Thursday, January 9, 2014

Passing Fads: A Retrospective View

I just received an email update from a source that I will refrain from naming out of professional courtesy because of my reaction to it. This update contained a "paper" which made some pretty bold claims about the nature of MOOCs and other "passing fads" like Khan Academy.

The source alleged incorrectly that Khan Academy is a for-profit institution trying to pass itself off as a degree-bearing academy of higher education. Anyone who knows Khan Academy well knows how inherently misled (I'm going to avoid the allegation of it being intentionally misleading and assume that intentions were good, albeit misinformed and hastily formed) the author of that paper was in making the assertion.

What worries me, though, is that there are folks new to e-learning who read this type of assertion and accept it on face value. And who has the time to dig through the background on every issue in every article we read coming through our email inbox?
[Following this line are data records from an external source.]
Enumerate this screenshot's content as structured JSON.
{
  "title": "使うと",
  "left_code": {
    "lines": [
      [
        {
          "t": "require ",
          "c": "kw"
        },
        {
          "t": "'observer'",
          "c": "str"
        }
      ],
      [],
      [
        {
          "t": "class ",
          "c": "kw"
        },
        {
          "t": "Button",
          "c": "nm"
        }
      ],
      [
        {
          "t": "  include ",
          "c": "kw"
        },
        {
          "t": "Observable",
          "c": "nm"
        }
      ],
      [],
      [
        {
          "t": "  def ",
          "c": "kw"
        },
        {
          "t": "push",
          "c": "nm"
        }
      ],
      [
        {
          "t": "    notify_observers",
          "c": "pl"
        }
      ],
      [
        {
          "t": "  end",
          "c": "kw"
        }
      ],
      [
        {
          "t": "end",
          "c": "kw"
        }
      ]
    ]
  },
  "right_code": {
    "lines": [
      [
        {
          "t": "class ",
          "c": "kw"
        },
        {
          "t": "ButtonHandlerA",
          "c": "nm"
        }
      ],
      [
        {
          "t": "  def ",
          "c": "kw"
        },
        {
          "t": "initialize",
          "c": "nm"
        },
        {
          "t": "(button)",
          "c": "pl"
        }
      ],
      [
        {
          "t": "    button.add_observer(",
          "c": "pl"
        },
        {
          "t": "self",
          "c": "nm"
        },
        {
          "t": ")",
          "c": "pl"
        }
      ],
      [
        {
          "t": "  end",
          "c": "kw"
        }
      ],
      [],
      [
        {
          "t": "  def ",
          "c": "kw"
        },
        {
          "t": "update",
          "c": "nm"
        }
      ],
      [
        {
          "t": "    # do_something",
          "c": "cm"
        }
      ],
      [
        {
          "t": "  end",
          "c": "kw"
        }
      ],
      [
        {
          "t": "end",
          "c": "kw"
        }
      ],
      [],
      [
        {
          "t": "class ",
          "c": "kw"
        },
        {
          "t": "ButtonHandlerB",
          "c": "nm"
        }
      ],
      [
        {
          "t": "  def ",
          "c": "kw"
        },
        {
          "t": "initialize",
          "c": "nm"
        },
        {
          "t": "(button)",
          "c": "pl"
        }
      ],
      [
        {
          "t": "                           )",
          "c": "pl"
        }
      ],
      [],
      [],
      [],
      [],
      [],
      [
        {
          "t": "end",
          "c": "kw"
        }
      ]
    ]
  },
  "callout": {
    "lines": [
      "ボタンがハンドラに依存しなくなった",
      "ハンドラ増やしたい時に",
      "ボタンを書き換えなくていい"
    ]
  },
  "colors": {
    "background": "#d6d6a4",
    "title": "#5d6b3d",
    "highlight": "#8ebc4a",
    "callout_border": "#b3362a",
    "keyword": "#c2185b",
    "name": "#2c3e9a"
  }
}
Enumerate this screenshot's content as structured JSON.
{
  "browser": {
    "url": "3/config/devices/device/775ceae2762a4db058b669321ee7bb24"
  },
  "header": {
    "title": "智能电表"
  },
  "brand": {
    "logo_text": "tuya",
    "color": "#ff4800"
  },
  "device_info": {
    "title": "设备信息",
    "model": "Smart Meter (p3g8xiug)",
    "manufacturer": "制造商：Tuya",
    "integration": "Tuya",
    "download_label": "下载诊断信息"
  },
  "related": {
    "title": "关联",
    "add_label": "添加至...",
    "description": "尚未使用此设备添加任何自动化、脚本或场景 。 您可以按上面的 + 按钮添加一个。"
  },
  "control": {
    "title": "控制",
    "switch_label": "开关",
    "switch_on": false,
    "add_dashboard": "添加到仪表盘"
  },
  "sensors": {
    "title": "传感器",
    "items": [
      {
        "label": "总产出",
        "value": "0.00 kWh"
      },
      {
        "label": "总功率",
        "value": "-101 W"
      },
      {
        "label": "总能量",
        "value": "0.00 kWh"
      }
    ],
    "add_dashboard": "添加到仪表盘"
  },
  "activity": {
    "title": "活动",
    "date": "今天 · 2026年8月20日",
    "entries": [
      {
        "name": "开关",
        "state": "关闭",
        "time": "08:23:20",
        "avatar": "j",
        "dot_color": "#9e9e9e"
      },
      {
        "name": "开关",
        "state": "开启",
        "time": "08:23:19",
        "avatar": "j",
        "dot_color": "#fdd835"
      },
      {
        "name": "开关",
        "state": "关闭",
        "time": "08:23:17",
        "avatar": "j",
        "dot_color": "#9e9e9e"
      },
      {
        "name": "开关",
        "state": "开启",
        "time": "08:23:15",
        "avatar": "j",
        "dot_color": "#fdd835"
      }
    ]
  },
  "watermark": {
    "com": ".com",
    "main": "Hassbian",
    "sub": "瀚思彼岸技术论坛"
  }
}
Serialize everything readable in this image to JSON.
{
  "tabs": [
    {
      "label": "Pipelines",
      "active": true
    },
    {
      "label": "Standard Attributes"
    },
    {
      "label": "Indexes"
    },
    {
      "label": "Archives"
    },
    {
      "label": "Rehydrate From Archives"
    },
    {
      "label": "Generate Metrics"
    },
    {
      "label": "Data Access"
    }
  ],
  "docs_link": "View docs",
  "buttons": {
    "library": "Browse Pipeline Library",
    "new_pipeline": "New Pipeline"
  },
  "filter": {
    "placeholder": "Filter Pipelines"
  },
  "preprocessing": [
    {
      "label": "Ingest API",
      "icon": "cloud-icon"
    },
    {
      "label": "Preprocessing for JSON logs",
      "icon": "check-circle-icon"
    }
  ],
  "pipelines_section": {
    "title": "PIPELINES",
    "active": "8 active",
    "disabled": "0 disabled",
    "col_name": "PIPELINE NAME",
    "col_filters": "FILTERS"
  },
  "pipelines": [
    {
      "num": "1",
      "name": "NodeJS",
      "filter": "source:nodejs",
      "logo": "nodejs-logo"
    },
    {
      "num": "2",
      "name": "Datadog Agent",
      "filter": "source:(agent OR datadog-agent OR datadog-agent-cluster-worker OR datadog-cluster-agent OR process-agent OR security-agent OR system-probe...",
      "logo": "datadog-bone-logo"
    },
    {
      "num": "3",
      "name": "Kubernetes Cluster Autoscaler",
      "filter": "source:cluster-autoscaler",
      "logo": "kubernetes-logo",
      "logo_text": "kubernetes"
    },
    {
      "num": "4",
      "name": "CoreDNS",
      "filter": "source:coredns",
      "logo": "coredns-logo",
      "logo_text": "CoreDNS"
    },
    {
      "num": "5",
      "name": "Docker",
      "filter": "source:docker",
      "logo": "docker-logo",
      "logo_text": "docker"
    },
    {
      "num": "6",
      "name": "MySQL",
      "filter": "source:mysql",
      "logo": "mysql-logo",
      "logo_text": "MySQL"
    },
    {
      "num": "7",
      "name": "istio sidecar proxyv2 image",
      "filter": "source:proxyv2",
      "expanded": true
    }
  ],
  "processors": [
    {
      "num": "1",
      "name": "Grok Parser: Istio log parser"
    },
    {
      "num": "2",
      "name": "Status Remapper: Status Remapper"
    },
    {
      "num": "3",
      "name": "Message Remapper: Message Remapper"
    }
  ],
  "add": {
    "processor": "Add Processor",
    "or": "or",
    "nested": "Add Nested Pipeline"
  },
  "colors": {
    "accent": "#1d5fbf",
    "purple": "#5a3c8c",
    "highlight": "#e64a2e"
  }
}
Gentle reader, please know that whether MOOCs stay in their current form or whether they morph into something we will not recognize over the next decade, their impact on the higher education landscape is both irrefutable and immutable. If you find speculations (or if those speculations find you) that disparage or minimize the value, the impact or the potential of MOOCs, of LORs (Learning Object Repositories) like Khan, or of any other Web-based technological advancement that impacts our teaching and learning culture, please remember and consider this interview from scientist Clifford Stoll, who claimed in 1995 that the Internet is "not that important," "grossly oversold" and had "so little of value" that it would never take hold. Please review this post by the same fellow.

And stay tuned.

Postscript: Interestingly, Clifford Stoll presented this TED talk in 2006 titled The Call to Learn.